映画の最後の方の場面で、登場人物たちが2匹のラプターに挟みうちにされる。しかしそこにティラノサウルスが現れ、登場人物はそのお陰で助かるシーンがある。ラプターを食した後に、ティラノは吠える。と同時に"When Dinosaurs Ruled The Earth"という垂れ幕が落ちる。Wikipediaによると、これは1969年公開の『恐竜時代』のオマージュらしいが、僕はより深い意味があるのではないかと思った。"When Dinosaurs Ruled The Earth"。この文言は「恐竜が地球を支配していた時」そう言っている。だが、現在地球を支配しているのは誰か。他の生物を絶滅に追いやっているのは誰か。人類だ。それを伝えたかったのではないかと思う。「恐竜に襲われていた人々が、パーク内から逃げた。

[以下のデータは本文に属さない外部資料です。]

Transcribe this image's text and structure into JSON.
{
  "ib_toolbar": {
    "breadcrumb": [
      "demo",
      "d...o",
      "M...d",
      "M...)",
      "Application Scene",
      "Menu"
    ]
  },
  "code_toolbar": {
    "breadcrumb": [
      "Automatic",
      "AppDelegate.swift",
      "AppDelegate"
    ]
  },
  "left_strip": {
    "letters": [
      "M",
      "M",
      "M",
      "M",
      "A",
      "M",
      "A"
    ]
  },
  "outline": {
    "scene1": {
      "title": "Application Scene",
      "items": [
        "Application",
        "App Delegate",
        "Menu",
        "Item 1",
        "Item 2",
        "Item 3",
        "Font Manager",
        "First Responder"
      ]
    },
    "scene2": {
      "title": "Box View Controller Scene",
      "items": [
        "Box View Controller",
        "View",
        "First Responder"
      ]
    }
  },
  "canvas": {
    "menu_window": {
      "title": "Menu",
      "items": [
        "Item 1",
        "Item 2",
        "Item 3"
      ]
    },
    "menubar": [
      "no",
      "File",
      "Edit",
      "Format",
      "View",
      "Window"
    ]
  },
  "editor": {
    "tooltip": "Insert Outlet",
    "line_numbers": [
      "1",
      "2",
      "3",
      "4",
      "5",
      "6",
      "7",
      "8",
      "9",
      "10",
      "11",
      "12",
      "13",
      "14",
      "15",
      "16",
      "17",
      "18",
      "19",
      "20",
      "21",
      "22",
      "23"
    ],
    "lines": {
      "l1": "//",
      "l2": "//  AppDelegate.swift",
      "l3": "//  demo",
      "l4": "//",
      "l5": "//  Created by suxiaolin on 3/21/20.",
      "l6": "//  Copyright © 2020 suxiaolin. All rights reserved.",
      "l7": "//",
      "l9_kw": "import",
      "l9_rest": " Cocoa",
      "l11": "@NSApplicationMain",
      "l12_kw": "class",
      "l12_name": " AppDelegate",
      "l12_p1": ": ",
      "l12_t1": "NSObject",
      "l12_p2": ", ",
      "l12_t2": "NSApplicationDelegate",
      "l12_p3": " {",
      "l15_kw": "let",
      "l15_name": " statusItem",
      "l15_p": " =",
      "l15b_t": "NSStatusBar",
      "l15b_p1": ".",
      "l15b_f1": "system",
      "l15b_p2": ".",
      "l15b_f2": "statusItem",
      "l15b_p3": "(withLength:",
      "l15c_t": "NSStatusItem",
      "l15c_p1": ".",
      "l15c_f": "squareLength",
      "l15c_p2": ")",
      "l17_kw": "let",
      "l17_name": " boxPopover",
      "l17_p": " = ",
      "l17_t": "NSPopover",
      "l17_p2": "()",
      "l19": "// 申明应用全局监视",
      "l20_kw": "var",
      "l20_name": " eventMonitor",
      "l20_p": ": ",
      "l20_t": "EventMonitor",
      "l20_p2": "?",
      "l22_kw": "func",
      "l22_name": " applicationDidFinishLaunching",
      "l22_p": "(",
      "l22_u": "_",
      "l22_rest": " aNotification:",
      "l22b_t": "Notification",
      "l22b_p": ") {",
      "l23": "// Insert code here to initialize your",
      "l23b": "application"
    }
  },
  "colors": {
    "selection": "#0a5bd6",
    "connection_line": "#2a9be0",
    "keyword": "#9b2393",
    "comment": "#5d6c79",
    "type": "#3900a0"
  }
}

しかしパーク外ではその逃げていた人間たちが支配者であり捕食者」である。そのようなことを伝えたかったのではないかと思う。また、恐竜を蘇らせた人間が、自分の創造したものに襲われる、という皮肉を込められているのだと思う。

 

ジュラシック・パーク

今作を映画館のスクリーンと音響で観れて、本当に良かった。記事中にも書いたが、カメラワークに圧倒された。あれだけの緊迫感・緊張感・スリルを生み出せるのは、素晴らしいと思う。未鑑賞の方、以前鑑賞したけれど忘れてしまった、という方は、もう一度カメラワークにも注目しながら鑑賞してみてはいかがだろうか。